В один день мир стал холодным.
Музыка не играет, радио не работает, дождь не накрапывает, хотя состояние
неба его обещает. В таком молчании они провели весь путь. И чем ближе
подбирались к границе, тем подавленнее Чимин себя чувствовал. Но вот он уже
видит заправку, которая, по обычаю, пустует, небольшой одноэтажный
магазинчик, возле которого припаркован чей-то автомобиль. Чимин хмурит брови,
но пытается насильно избавиться от сомнений, ведь понимает, что переживать
не о чем. Это ведь Чонгук. Он не даст в обиду. Парень поворачивает руль, машина
тормозит у тротуара. Пак моргает, когда он вынимает ключи из зажигания,
откинувшись на спинку сидения, и выдыхает в потолок салона, сглотнув. Чимин
внимательно смотрит на него, чувствуя, как Чон гладит большим пальцем
костяшки, и всё-таки повторяет попытку:
— Зачем мы сюда приехали?
Чонгук медленно поворачивает голову, мучительно долго смотрит на Пака,
прежде чем шепнуть:
— У тебя будет новая жизнь, та, которую ты заслуживаешь, та, о которой ты
мечтал, — хрипит, а внутри Чимина всё сжимается. Смотрит на него, краем глаза
замечая движение. Силуэт. Поворачивает голову, прищурившись, ведь видит, как
из той одиноко стоящей машины выходит высокий парень. Губы Пака
приоткрываются, а сердце ускоряет ритм:
— Сокджин, — резко переводит глаза на Чонгука, который выглядит ещё хуже,
чем секунду назад. — Откуда он…
— Пошли, — не отвечает на вопрос. Лука с дочерьми пока сидят в машине, не
выходят, дают парням время на разговор. А он будет мучительным. Чонгук
хватает рюкзак Пака. Чимин выходит следом из машины, и они идут к Сокджину,
который, кажется, теряет дар речи при виде этих двоих. Он открывает рот, но
язык отмирает. Он ничего не говорит, когда широкими шагами преодолевает
расстояние между ними, захватив Чонгука в объятия. Качаются из стороны в
сторону, жмурясь оттого, что наконец-то встретились и скоро вновь расстанутся.

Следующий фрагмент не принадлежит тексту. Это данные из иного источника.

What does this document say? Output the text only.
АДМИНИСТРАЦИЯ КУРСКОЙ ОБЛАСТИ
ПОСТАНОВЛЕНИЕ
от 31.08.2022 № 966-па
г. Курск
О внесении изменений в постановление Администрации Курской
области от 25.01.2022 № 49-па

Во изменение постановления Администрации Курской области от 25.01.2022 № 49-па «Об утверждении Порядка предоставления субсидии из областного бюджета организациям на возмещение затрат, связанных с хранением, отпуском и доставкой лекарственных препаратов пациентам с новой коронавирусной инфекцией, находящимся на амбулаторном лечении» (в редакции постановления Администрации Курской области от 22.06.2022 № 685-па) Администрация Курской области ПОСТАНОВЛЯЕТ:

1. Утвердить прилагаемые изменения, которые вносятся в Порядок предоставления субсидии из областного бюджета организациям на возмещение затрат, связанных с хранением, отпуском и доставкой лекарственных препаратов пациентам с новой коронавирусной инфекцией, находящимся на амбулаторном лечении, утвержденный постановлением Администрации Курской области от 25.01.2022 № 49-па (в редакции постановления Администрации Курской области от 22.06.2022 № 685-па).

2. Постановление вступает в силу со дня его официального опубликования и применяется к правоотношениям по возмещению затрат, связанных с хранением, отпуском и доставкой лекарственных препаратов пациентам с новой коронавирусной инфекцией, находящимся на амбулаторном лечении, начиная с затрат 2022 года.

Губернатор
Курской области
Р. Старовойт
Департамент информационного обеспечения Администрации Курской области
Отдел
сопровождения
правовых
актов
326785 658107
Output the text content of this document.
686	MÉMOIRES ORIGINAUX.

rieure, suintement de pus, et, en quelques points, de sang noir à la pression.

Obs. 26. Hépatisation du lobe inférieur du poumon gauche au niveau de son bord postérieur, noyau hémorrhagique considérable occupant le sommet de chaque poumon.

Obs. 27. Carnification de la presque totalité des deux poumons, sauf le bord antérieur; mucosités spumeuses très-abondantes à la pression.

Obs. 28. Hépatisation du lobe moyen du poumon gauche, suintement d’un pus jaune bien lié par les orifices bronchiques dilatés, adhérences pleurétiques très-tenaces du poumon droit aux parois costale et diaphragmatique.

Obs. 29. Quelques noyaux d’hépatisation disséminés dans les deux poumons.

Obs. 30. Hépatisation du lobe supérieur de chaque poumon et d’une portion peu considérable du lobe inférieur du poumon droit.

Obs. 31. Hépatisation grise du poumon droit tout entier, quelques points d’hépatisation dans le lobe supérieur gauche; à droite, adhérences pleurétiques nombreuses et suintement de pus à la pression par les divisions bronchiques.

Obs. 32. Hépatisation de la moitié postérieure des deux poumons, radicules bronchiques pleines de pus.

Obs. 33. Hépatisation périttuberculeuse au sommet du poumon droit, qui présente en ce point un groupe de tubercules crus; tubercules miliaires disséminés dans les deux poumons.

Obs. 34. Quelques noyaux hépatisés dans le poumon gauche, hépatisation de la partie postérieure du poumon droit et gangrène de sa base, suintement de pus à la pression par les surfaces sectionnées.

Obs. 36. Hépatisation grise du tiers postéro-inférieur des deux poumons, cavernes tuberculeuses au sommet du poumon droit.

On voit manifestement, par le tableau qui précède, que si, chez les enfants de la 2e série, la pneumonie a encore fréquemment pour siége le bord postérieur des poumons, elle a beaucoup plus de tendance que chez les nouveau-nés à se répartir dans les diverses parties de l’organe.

Невыносимо. Ким отодвигается на секунду, окинув уставшее лицо лучшего друга
красными глазами, и вновь обнимает, шепча что-то наподобие «Господи».
Повторяет это ещё несколько раз, прежде чем сцепить руки за спиной Чимина,
который на секунду замирает. «Господи» — Сокджин вновь повторяет это, когда
отодвигается от обоих парней. Ничего не говорит. У него нет слов. Потерян.
Открывает рот, но тут Чон перебивает:
— Всё хорошо, — кивает, сжав губы, и протягивает Киму рюкзак с вопросом. —
Положишь? — бросает взгляд на Чимина, намекает на то, что им ещё нужно
поговорить, и Джин понимает друга без каких-либо лишних слов, молча принимая
предмет. Отходит. А Чонгук боится опускать взгляд на Пака, который встаёт
перед ним, поэтому говорит, опустив глаза в мокрый асфальт: — Я попросил его
приехать.
В глазах Чимина по какой-то причине застывают слёзы, словно он обо всём
догадывается:
— Но ведь… Я не могу пересечь границу, — смотрит на парня, который слабо
улыбается, сжимая губы:
— Скоро сможешь, — уверяет.
— Чон… — дыхание обрывается, но парень перебивает Чимина:
— Мы с Тэхёном разберёмся с рычагами, которые позволят уничтожить
заражённых и отключить чипы. — Чонгук облизывает губы, скрывая свои нервы.
— А Сокджин позаботится о тебе, ты побудешь в больнице, тебя вылечат,
запишут к хорошему психологу и после лечения сможешь уехать, — сводит
брови. — Смотреть мир; может, захочешь жить, допустим, в Финляндии, —
предполагает. — Люблю Финляндию, тебе там понравится, — опускает взгляд на
их сцепленные руки. — Заведёшь семью, будешь хорошим отцом, — голос ещё
чуть-чуть и дрогнет. — Там ты сможешь начать новую жизнь.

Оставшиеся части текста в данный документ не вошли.